Ein Meer aus Farben, Formen und Ornamenten

Roswitha Frey

Von Roswitha Frey

Di, 11. September 2012

Bad Säckingen

Ausstellung mit Werken zeitgenössischer Künstler zeigt den Facettenreichtum Japans / Kunstsammler bietet Führungen an.

BAD SÄCKINGEN. Zen-Gärten, Kimonos, Kalligrafien, Tempel, Bambus, Tuschmalereien, geheimnisvolle Schriftzeichen: Es gibt vieles, was Künstler an Japan interessiert. Welchen Einfluss fernöstliche Strömungen auf die zeitgenössische europäische Kunst haben, zeigt eine am Sonntag eröffnete Ausstellung des Kunstvereins Hochrhein, die auf enormes Interesse und große Bewunderung stieß: "Faszination – Japan – Inspiration".

Entstanden ist diese facettenreiche und ästhetisch präsentierte Schau mit Malerei, Graphik, Plastiken, Textilarbeiten und Assemblagen in Zusammenarbeit mit den Deutsch-Japanischen Gesellschaften Bad Säckingen und Passau. Die Idee und Konzeption stammt von Sibylle Rauscher, Präsidentin der Passauer Gesellschaft und große Japan-Kennerin, die die Ausstellungsräume maßgeblich gestaltet hat. Sie stellte Exponate von heutigen Künstlern zusammen, die auf moderne Art Aspekte, Motive, Farben, Formen, Philosophien der japanischen Kunst aufgreifen und neu umsetzen.

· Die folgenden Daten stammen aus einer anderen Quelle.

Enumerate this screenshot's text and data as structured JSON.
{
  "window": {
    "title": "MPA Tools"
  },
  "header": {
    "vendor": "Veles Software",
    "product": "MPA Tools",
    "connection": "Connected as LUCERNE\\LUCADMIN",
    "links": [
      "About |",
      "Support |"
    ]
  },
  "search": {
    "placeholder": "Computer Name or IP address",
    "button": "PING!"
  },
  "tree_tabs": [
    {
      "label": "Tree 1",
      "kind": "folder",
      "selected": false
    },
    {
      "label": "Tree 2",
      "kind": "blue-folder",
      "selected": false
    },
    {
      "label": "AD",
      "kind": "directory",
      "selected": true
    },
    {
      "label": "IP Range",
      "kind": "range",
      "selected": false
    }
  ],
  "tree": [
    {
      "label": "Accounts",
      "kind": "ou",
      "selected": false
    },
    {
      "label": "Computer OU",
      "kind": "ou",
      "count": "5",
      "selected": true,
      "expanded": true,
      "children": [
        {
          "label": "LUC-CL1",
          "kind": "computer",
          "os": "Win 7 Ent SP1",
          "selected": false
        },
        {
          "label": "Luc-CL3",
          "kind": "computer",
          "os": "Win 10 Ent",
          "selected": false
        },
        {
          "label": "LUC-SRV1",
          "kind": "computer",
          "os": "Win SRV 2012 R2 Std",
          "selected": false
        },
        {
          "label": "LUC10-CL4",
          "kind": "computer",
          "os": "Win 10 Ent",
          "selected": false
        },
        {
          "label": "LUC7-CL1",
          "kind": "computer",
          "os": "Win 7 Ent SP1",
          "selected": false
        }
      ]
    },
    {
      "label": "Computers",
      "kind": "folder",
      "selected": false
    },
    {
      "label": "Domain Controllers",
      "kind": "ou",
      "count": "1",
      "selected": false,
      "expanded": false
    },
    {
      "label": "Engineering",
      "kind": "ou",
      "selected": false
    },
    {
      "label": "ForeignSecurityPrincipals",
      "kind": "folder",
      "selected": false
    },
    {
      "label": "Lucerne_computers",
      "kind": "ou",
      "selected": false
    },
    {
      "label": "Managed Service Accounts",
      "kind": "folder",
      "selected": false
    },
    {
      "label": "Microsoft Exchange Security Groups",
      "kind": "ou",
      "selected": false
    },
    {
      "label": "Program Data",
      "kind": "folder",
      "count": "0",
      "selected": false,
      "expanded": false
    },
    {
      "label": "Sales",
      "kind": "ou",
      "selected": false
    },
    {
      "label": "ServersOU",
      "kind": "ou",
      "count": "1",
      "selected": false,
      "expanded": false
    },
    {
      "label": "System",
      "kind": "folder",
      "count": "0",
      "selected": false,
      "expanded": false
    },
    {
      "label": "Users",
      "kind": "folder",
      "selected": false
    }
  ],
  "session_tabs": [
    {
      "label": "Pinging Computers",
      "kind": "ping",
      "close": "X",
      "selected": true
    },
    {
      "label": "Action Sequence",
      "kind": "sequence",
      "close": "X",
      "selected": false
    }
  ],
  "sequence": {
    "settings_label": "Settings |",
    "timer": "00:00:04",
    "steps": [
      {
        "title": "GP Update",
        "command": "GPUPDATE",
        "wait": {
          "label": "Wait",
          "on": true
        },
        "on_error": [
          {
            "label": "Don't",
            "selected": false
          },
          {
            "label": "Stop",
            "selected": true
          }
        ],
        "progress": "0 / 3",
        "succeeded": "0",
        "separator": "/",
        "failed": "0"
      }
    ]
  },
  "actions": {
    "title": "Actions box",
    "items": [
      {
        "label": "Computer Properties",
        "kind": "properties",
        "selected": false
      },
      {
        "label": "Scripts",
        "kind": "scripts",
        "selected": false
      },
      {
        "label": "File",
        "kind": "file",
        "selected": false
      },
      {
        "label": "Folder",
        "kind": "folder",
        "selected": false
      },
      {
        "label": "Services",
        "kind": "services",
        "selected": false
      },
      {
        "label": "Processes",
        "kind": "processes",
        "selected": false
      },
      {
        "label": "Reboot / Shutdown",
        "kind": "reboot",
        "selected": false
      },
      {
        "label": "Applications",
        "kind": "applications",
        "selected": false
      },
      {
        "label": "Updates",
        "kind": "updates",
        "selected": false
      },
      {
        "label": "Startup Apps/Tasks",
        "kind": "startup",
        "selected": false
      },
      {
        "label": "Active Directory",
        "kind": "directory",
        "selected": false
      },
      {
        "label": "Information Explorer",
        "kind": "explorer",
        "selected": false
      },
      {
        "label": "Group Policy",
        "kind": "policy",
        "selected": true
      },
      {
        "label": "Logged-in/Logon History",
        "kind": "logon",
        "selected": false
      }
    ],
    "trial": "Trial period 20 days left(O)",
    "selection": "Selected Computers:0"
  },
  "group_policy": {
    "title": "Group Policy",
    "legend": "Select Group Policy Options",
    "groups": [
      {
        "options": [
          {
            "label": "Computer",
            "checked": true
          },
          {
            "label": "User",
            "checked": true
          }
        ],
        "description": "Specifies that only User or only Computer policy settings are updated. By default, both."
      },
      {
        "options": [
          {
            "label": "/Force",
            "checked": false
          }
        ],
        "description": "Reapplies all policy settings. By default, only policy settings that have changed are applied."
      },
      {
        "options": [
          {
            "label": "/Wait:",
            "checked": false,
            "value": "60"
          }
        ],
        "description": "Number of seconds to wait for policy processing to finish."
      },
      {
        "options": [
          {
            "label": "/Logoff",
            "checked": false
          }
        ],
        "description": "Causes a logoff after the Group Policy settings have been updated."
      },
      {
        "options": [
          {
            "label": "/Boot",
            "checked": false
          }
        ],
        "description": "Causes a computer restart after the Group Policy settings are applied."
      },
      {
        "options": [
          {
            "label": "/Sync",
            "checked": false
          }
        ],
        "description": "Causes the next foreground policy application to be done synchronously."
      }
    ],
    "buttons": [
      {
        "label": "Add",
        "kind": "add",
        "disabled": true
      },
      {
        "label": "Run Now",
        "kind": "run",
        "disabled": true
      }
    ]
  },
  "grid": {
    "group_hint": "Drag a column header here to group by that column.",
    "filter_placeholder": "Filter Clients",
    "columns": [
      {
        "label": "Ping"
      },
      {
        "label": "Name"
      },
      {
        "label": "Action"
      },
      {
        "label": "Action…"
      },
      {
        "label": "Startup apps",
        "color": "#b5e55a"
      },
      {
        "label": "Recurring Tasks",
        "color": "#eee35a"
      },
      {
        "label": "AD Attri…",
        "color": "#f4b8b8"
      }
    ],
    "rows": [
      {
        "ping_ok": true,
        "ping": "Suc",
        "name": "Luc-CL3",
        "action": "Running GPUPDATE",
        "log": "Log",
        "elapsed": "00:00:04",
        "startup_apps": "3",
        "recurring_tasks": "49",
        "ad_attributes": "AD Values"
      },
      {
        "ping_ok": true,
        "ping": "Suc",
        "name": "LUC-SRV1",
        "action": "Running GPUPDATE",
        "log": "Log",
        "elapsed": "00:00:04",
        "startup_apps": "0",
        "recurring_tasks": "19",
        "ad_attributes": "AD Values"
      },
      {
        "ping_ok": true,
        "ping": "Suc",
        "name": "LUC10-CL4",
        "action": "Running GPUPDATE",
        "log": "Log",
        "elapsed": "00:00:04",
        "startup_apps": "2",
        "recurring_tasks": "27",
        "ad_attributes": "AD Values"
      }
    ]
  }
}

Fünf Aspekte umfasst die Ausstellung: Der erste gilt der Inspirationsquelle Pinselkunst, Kalligrafie, Tuschmalerei und Papier. Dazu gehören etwa die Arbeiten von Helmut Zimmermann. Ein anderer Aspekt beleuchtet Ideale und symbolträchtige Motive wie Samurai oder den Fuji, den heiligen Berg, den Manfred Wöhlcke in seinen Bildern aus neuem Blickwinkel darstellt. Ein weiteres Ideal ist das der Schlichtheit, Einfachheit und Reduktion. Die Form der Kurzgedichte Haiku hat Doris Miedl-Piesecky visualisiert. Unter dem Stichwort "Impressionen" findet sich eine Bodeninstallation aus Kieselsteinen mit den Formen Quadrat, Dreieck, Kreis als Symbole für Erde, Feuer und Wasser. Formen und Ornament heißt ein Raum, in dem etwa Elisabeth Spatz-Distlers eigenwillige Kreation eines abgewandelten klassischen Kimonos hängt. "Die Japaner lieben auch Farben, Fülle, Formen und Ornamente", sagte Sibylle Rauscher. Ein wesentliches Augenmerk richtet sich auf das Thema Holzschnitt, das die Künstler in Technik und Bildinhalt unterschiedlich behandeln.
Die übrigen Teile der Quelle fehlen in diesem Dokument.